Writer and occultist Ralph Tegtmeier positively reviewed the book for Paralibrum, giving it a lengthy, in-depth analysis. Tegtmeier observes that Dark Star Rising is unlike Lachman's previous books on occult ideas, as it focuses on the subject of the occult, far-right American politics, and Donald Trump, whom Tegtmeier notes is, by itself, a difficult figure to write about. Tegtmeier congratulates Lachman for steering away from personal attacks on Trump, and for taking a strictly "phenomenological" approach to the topic. He notes that Lachman's investigation of Aleksandr Dugin's connection to the alt-right is timely and of great interest to readers. On the other hand, Tegtmeier does take issue with Lachman's reductionist description of chaos magick, writing that the specific claims showing chaos magick was used to get Trump elected is somewhat, admittedly weak. Nevertheless, Tegtmeier agrees with Lachman that he "has a very good point overall, and a pretty convincing if disturbing one", as there are too many similarities that are "too striking and well-documented to be frivolously discounted". Tegtmeier summarizes the book as an important one, calling it "a roller coaster ride across the unsavoury theme park of American, Russian and, to a lesser extent, global right-wing, authoritarian and neo-fascist politics".

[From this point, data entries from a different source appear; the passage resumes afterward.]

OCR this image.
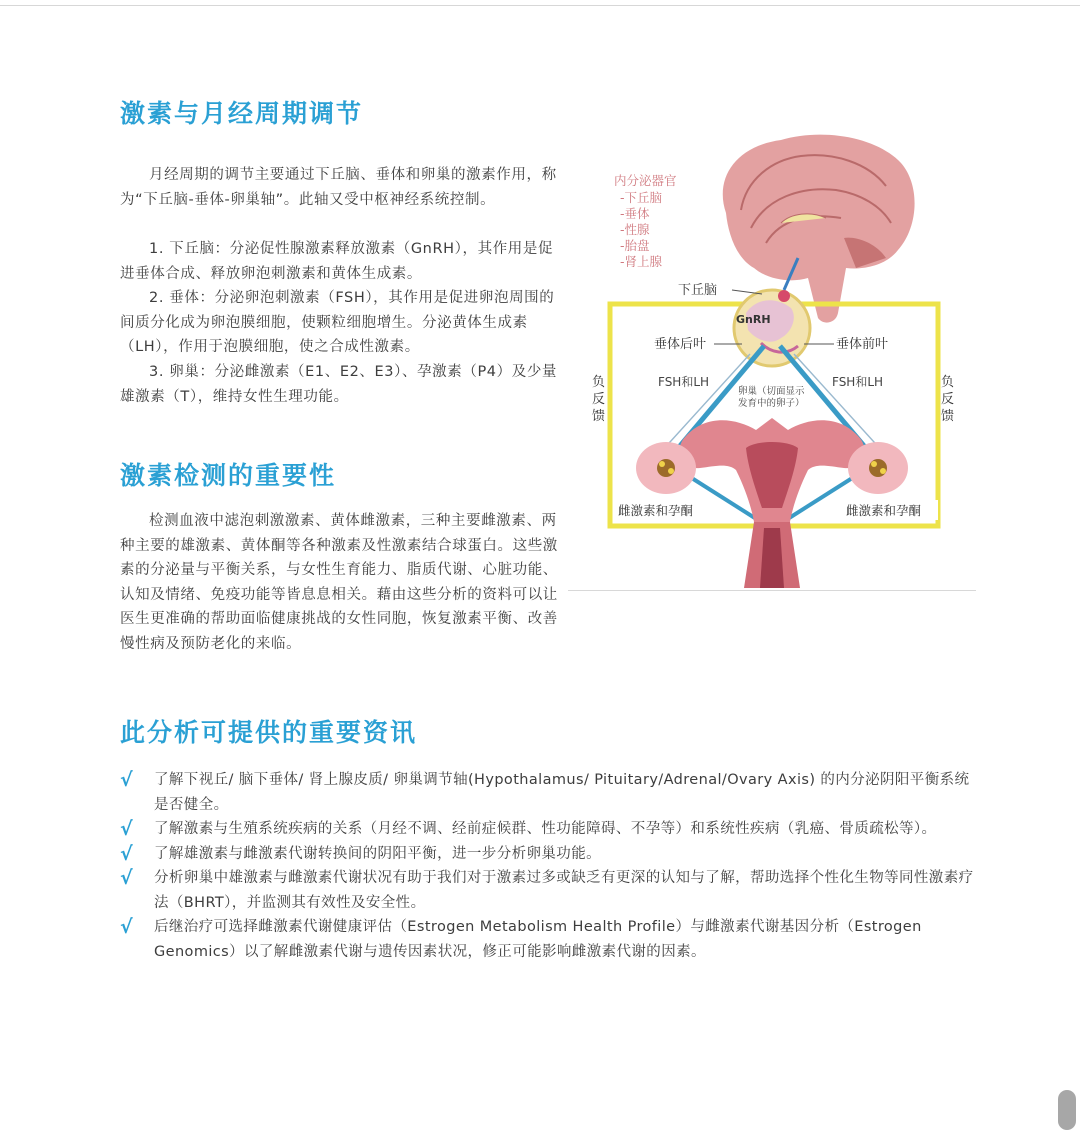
激素与月经周期调节

月经周期的调节主要通过下丘脑、垂体和卵巢的激素作用，称为“下丘脑‑垂体‑卵巢轴”。此轴又受中枢神经系统控制。

1. 下丘脑：分泌促性腺激素释放激素（GnRH），其作用是促进垂体合成、释放卵泡刺激素和黄体生成素。

2. 垂体：分泌卵泡刺激素（FSH），其作用是促进卵泡周围的间质分化成为卵泡膜细胞，使颗粒细胞增生。分泌黄体生成素（LH），作用于泡膜细胞，使之合成性激素。

3. 卵巢：分泌雌激素（E1、E2、E3）、孕激素（P4）及少量雄激素（T），维持女性生理功能。

内分泌器官
-下丘脑
-垂体
-性腺
-胎盘
-肾上腺
GnRH
下丘脑
垂体后叶	垂体前叶
FSH和LH	FSH和LH
卵巢（切面显示
发育中的卵子）
负反馈
负反馈
雌激素和孕酮	雌激素和孕酮
激素检测的重要性

检测血液中滤泡刺激激素、黄体雌激素，三种主要雌激素、两种主要的雄激素、黄体酮等各种激素及性激素结合球蛋白。这些激素的分泌量与平衡关系，与女性生育能力、脂质代谢、心脏功能、认知及情绪、免疫功能等皆息息相关。藉由这些分析的资料可以让医生更准确的帮助面临健康挑战的女性同胞，恢复激素平衡、改善慢性病及预防老化的来临。

此分析可提供的重要资讯
√ 了解下视丘/ 脑下垂体/ 肾上腺皮质/ 卵巢调节轴(Hypothalamus/ Pituitary/Adrenal/Ovary Axis) 的内分泌阴阳平衡系统是否健全。
√ 了解激素与生殖系统疾病的关系（月经不调、经前症候群、性功能障碍、不孕等）和系统性疾病（乳癌、骨质疏松等）。
√ 了解雄激素与雌激素代谢转换间的阴阳平衡，进一步分析卵巢功能。
√ 分析卵巢中雄激素与雌激素代谢状况有助于我们对于激素过多或缺乏有更深的认知与了解，帮助选择个性化生物等同性激素疗法（BHRT），并监测其有效性及安全性。
√ 后继治疗可选择雌激素代谢健康评估（Estrogen Metabolism Health Profile）与雌激素代谢基因分析（Estrogen Genomics）以了解雌激素代谢与遗传因素状况，修正可能影响雌激素代谢的因素。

In a review for the Fortean Times, S. D. Tucker gave the book five out of five stars, noting the quality of its composition, research and interest. Tucker disagreed with Lachman on placing all the blame at Trump's feet as the "ultimate source of post-truth chaos in himself", noting that "rejections of demonstrable physical reality" were also found in previous administrations, even ones run by the Democratic Party, as "competing versions" of reality waged war with each other throughout the political spectrum.